Florence Foster Jenkins Q&A at DGA Theater

June 13, 2016 | New York, USA

On June 13, 2016, Meryl Streep unveiled “Florence Foster Jenkins” with a screening and following Q&A for an A list crowd in New York, including Renee Fleming (who introduced the film), Christine Baranski, Carol Kane, John Guare, Clive Davis, Gay Talese, Laura Michelle Kelly, Paula Zahn, Bill Irwin, and new Tony winner Jane Houdyshell.

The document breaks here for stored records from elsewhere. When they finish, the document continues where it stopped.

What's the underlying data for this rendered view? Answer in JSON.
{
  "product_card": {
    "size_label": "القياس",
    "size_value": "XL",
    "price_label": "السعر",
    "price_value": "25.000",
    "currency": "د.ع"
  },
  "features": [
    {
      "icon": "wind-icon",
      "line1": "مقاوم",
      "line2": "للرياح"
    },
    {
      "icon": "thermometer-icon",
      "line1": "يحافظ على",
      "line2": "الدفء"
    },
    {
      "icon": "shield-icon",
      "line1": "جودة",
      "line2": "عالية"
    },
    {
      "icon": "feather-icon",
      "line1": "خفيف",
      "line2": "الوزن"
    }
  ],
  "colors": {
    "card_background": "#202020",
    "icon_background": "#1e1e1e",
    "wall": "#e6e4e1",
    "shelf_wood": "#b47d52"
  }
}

Additional information from the Q&A were gathered by Showbiz411: Tony winning costume designer William Ivey Long– who’s also the head of the American Theater Wing– did a little Q&A on stage after the screening at the Directors Guild Theater. This was amazing since Long, like a lot of us, was up until around 3am with the Tony Awards. Streep and Long met at Yale Drama School in 1972, so they had an easy rapport. We learned that Streep majored in costume design herself and thought that was where she was headed. “That’s why costume designers hate me,” she said, “because I have so many ideas.” She also revealed she based Florence on her own grandmother, whose bosom, she said, was “like a breakfront.”

It was an interesting time when Florence Foster Jenkins emerged in the social scene of New York. A time when women didn’t really have any opportunities to do anything, even if they were very wealthy except to be club women and that’s where they wielded their power, how they sorted themselves out in the hierarchy of the social scene.

At the dinner following upstairs at Carnegie Hall’s Weill Room, Streep — 3 Oscars, thousands of accolades, etc– worked the room. Unlike most stars of films who sit sequestered all night at their table, Meryl went around and shook everyone’s hand, talked with all the guests. She was just about last to leave, also. She’s a mensch. What a pleasure!